After Justice Scalia’s death, a reasonably sane political party would have followed the standard route to ensuring that the president didn’t appoint anyone too far from its agenda: Hold a hearing, and reject any nominee who it found to be unsuitable. The usual hilarity would follow: The outraged party would be outraged; the opposing party would shrug and rightly say that it hadn’t done anything unprecedented.

But “reasonably sane” doesn’t even come close to describing the present crop of Republicans. They immediately panicked at the thought that Obama, of all people — a man who, in the eyes of many among them, might be a Muslim, might not even be a U.S. citizen, and had spent the last seven years deliberately working against U.S. interests in every possible way — might get to shift the Supreme Court away from its previous conservative majority. Instead of just letting him nominate someone and then rejecting the nominee, they reacted like petulant children and declared that they wouldn’t even listen to anyone he might put forward.
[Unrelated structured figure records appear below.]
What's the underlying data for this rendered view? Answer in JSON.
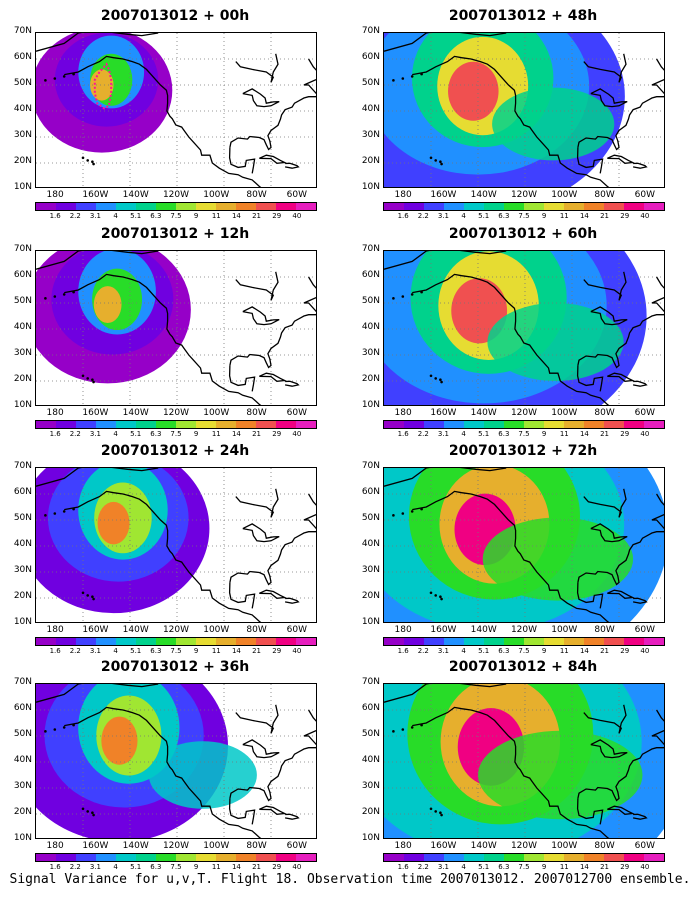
{
  "footer": "Signal Variance for u,v,T. Flight 18. Observation time 2007013012. 2007012700 ensemble.",
  "colorbar": {
    "labels": [
      "1.6",
      "2.2",
      "3.1",
      "4",
      "5.1",
      "6.3",
      "7.5",
      "9",
      "11",
      "14",
      "21",
      "29",
      "40"
    ],
    "colors": [
      "#9600c8",
      "#7000e0",
      "#4040ff",
      "#2090ff",
      "#00c8c8",
      "#00d28c",
      "#28dc28",
      "#a0e632",
      "#e6dc32",
      "#e6af2d",
      "#f08228",
      "#f05050",
      "#f00082",
      "#e61ebe"
    ]
  },
  "axes": {
    "lat_labels": [
      "70N",
      "60N",
      "50N",
      "40N",
      "30N",
      "20N",
      "10N"
    ],
    "lon_labels": [
      "180",
      "160W",
      "140W",
      "120W",
      "100W",
      "80W",
      "60W"
    ]
  },
  "panels": [
    {
      "title": "2007013012 + 00h",
      "intensity": 0
    },
    {
      "title": "2007013012 + 12h",
      "intensity": 1
    },
    {
      "title": "2007013012 + 24h",
      "intensity": 2
    },
    {
      "title": "2007013012 + 36h",
      "intensity": 3
    },
    {
      "title": "2007013012 + 48h",
      "intensity": 4
    },
    {
      "title": "2007013012 + 60h",
      "intensity": 5
    },
    {
      "title": "2007013012 + 72h",
      "intensity": 6
    },
    {
      "title": "2007013012 + 84h",
      "intensity": 7
    }
  ]
}
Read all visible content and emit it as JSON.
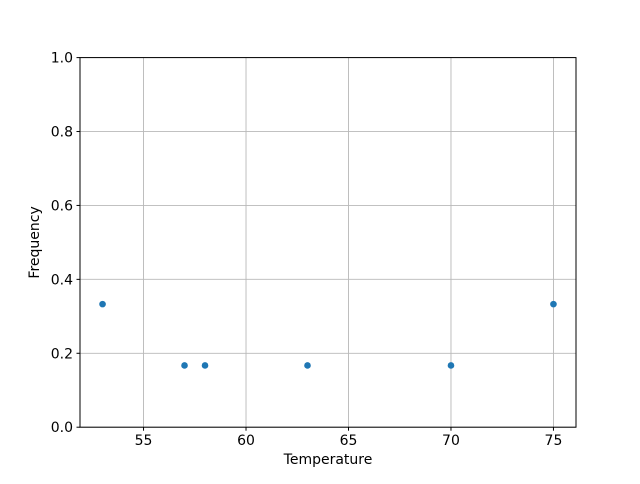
{
  "chart_data": {
    "type": "scatter",
    "title": "",
    "xlabel": "Temperature",
    "ylabel": "Frequency",
    "x": [
      53,
      57,
      58,
      63,
      70,
      75
    ],
    "y": [
      0.333,
      0.167,
      0.167,
      0.167,
      0.167,
      0.333
    ],
    "xlim": [
      51.9,
      76.1
    ],
    "ylim": [
      0.0,
      1.0
    ],
    "xticks": [
      55,
      60,
      65,
      70,
      75
    ],
    "xtick_labels": [
      "55",
      "60",
      "65",
      "70",
      "75"
    ],
    "yticks": [
      0.0,
      0.2,
      0.4,
      0.6,
      0.8,
      1.0
    ],
    "ytick_labels": [
      "0.0",
      "0.2",
      "0.4",
      "0.6",
      "0.8",
      "1.0"
    ],
    "grid": true,
    "legend": null,
    "marker_color": "#1f77b4",
    "grid_color": "#b8b8b8",
    "spine_color": "#000000",
    "background": "#ffffff"
  }
}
In the past, Democrats have filibustered against or voted down nominees of a Republican president, and they’ve also called on a president not to make interim appointments or choose nominees they might consider ideologically out of bounds, but this Senate made a quantum leap into a new reality by telling this president not to send them any nominee at all and that they would refuse even to listen to a nominee or consider the case for or against the appointment.

Having overreacted to the terrifying thought that Obama might move the court away from their ideological control, Republicans realized that they needed to come up with some kind of rationale beyond naked partisanship — they needed a talking point they could rally around. They hit on the notion that a president in the final year of his term should surrender his constitutional duty to put forward a Supreme Court nominee and instead allow the American people to weigh in by electing someone else to do this. Of course, the American people did elect and reelect a president whose tasks include proposing appointments to the Supreme Court, but the Republicans clearly believe that elections they lose don’t really count and so they’re entitled to try again with new candidates in the hope of getting someone they prefer.

Then again, they might get someone they don’t prefer. It occurred to some Republicans that the new president might give them a nominee they like less than the nominee they have before them now, and so Senator Orrin Hatch, among others, floated the possibility that if Hillary Clinton wins the election, it might be better to confirm Obama’s choice rather than let her choose someone who might be even further to the left, as well as younger and thus likely to be on the court longer. In other words, let’s leave the choice to the president who the American people choose next, unless we like the president they choose next even less than the one they chose before, in which case that thing about giving them a voice in deciding which way the court should move no longer applies, so let’s confirm Obama’s pick before the American people’s choice of Clinton comes into effect.

Oh wait, in the latest twisting in the wind, Hatch has changed his mind and now thinks that rather than continue to be exposed as a fool and a hypocrite for saying it would be okay if Obama rather than Hillary made the choice, now he’d be okay waiting for Hillary.

Yes, the Democrats are playing this as theater, but at least their script has tradition and principle behind it: The people elected a president, the president makes a nomination to the court, the Senate holds a hearing and affirms or rejects the nominee. The Republicans lack any guiding principle beyond a willingness to toss all of this aside in its quest for political advantage.

As to Obama supposedly being a lame duck, Republicans haven’t yet pointed out what other constitutional duties they expect him to surrender — for example, signing or vetoing legislation that might have significant long-term effects, negotiating or signing treaties, engaging in activities involving his status as commander-in-chief — or whether Republican senators or members of Congress now in the last year of their term intend to set an example for the president by surrendering any legislative duties that might have consequences beyond the end of their terms. It doesn’t seem likely that they will.

It’s no surprise that Republicans would try to keep an additional liberal from the court, but the fact that they reached for a sledgehammer when all they needed was the casual flick of a finger shows how hysterically and reflexively obstructionist they are.